En fait, je pense qu’il y a vraiment deux voies concernant la culture à l’école : l’une où on considère celle-ci de facto (et même si on ne peut le dire ouvertement) comme un luxe (4), qui passe après les « fondamentaux », l’autre où l’on considère la culture comme une des priorités majeures, dans l’apprentissage du vivre ensemble, dans la recherche d’une alternative au monde médiatique et à la consommation. Si on est encore loin du compte avec certains programmes politiques, on sait quand même que certains sont, disons, beaucoup plus éloignés de cette seconde voie que d’autres !
Jean-Michel Zakhartchouk
Enseignant et rédacteur aux Cahiers pédagogiques , auteur de Transmettre vraiment une culture à tous les élèves (CRDP Amiens)
Notes
1- http://www.laligue.org/ligue/articles/index.asp?rub=clt
2- http://www.cahiers-pedagogiques.com/article.php3?id_article=2770
3- Voir le discours lyrique d’Angers du 1 décembre 2006 où défilent des noms d’écrivains et des citations de poètes en guise de programme culturel et éducatif.

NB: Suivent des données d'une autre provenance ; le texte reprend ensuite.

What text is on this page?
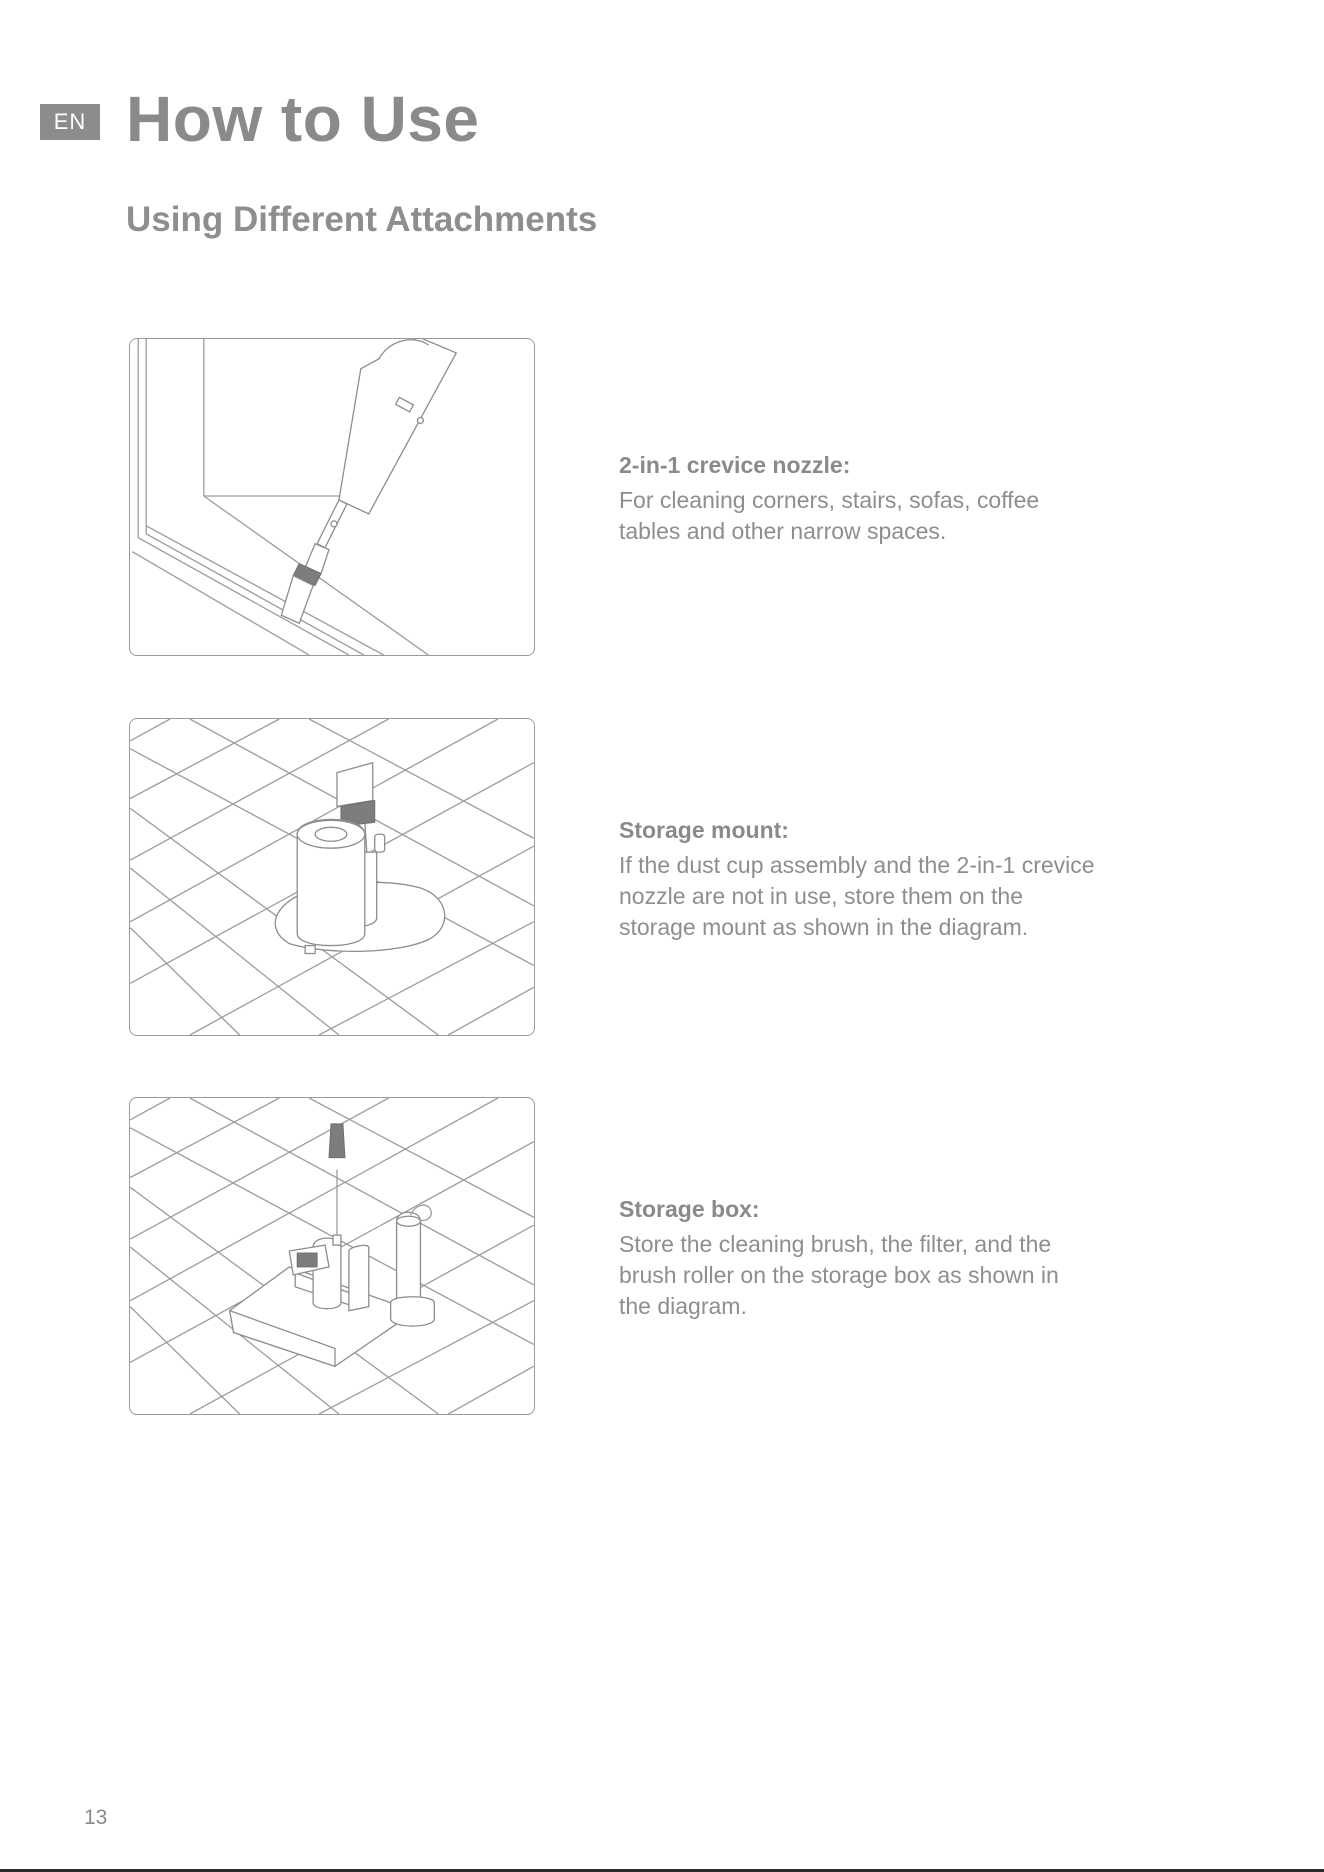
EN How to Use
Using Different Attachments

2-in-1 crevice nozzle:

For cleaning corners, stairs, sofas, coffee
tables and other narrow spaces.

Storage mount:

If the dust cup assembly and the 2-in-1 crevice
nozzle are not in use, store them on the
storage mount as shown in the diagram.

Storage box:

Store the cleaning brush, the filter, and the
brush roller on the storage box as shown in
the diagram.

13
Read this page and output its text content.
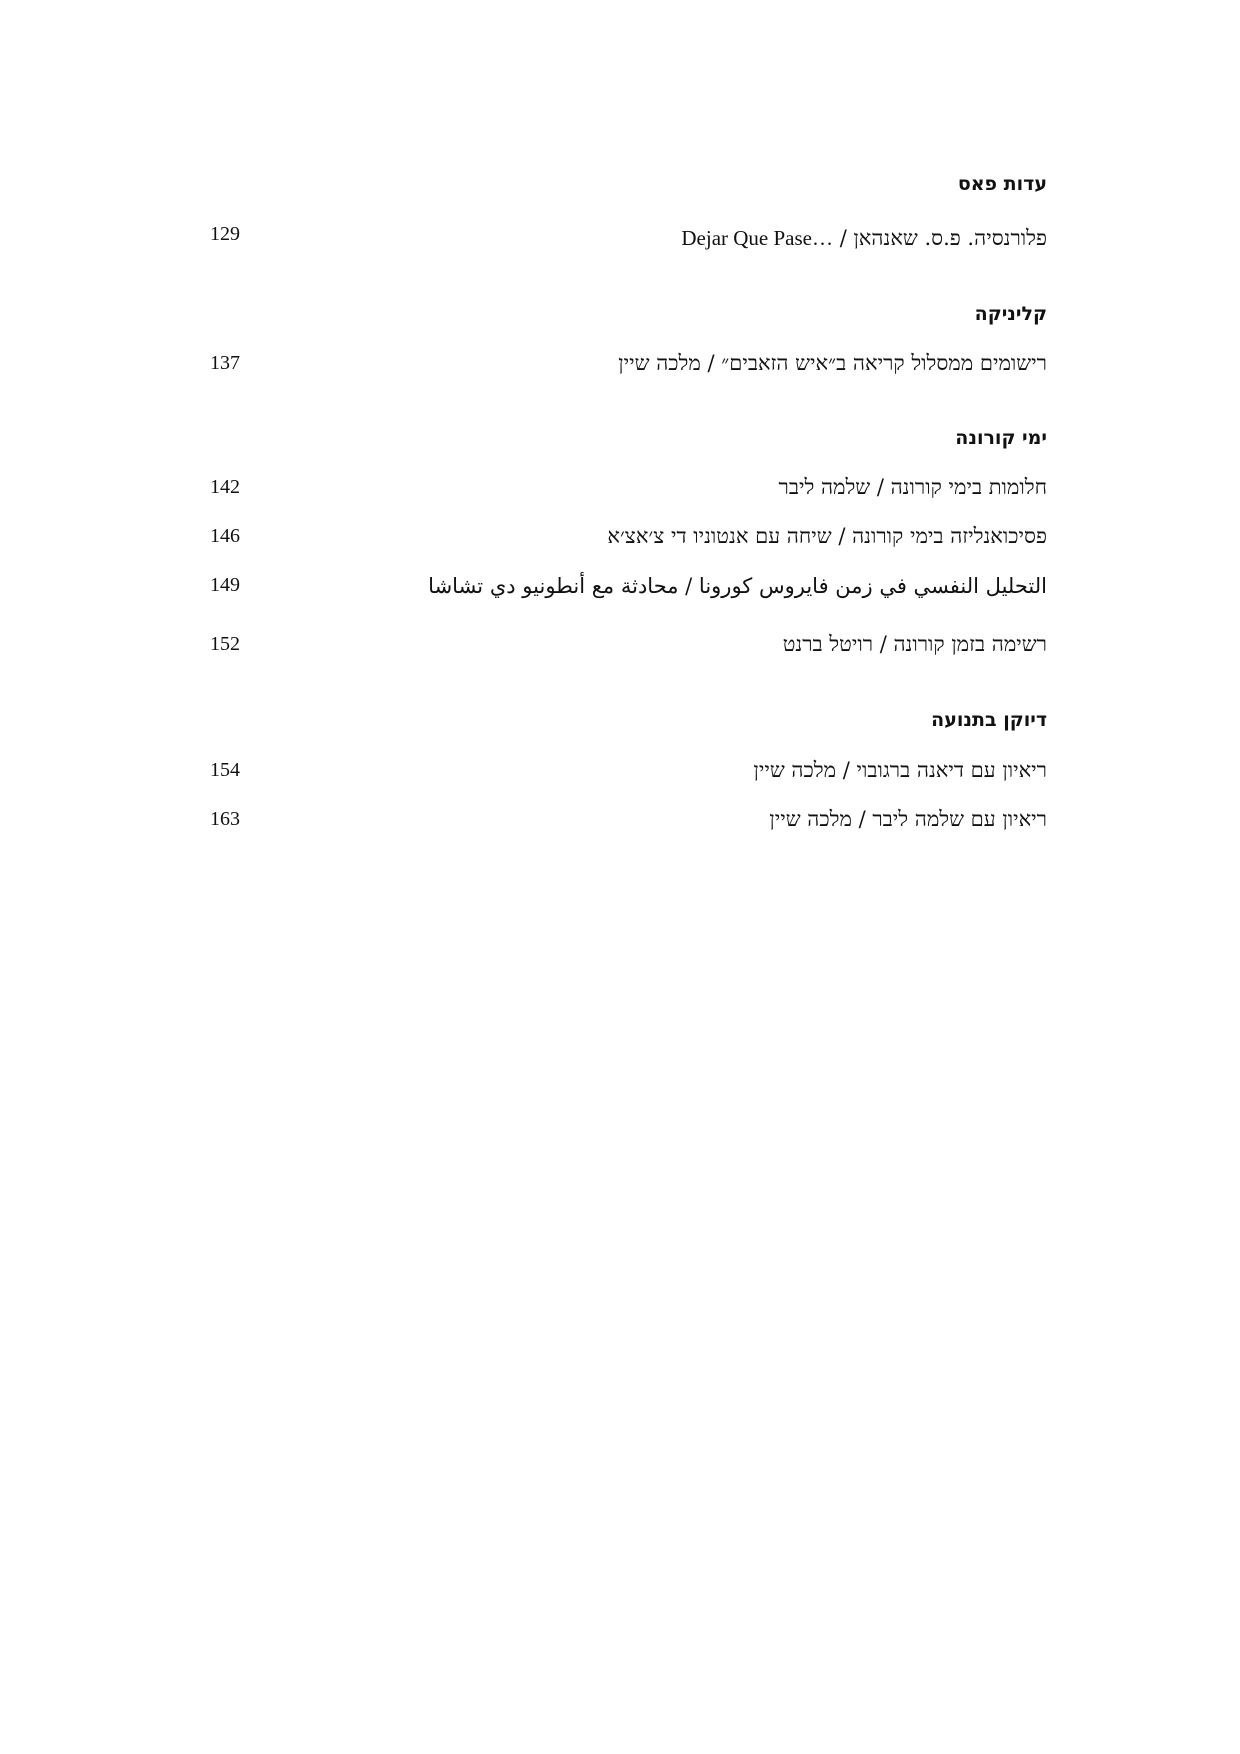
עדות פאס
פלורנסיה. פ.ס. שאנהאן / Dejar Que Pase…
129
קליניקה
רישומים ממסלול קריאה ב״איש הזאבים״ / מלכה שיין
137
ימי קורונה
חלומות בימי קורונה / שלמה ליבר
142
פסיכואנליזה בימי קורונה / שיחה עם אנטוניו די צ׳אצ׳א
146
التحليل النفسي في زمن فايروس كورونا / محادثة مع أنطونيو دي تشاشا
149
רשימה בזמן קורונה / רויטל ברנט
152
דיוקן בתנועה
ריאיון עם דיאנה ברגובוי / מלכה שיין
154
ריאיון עם שלמה ליבר / מלכה שיין
163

4- Comme l’a dit un jour Marc Fumaroli (9 juin 2005, aux Matins de France Culture) : « La littérature ne peut s’enseigner qu’à des jeunes gens qui ont envie de littérature ». Rappelons que ce professeur du Collège de France préside actuellement une commission chargée d’opérationnaliser la partie « culture humaniste » du… socle commun !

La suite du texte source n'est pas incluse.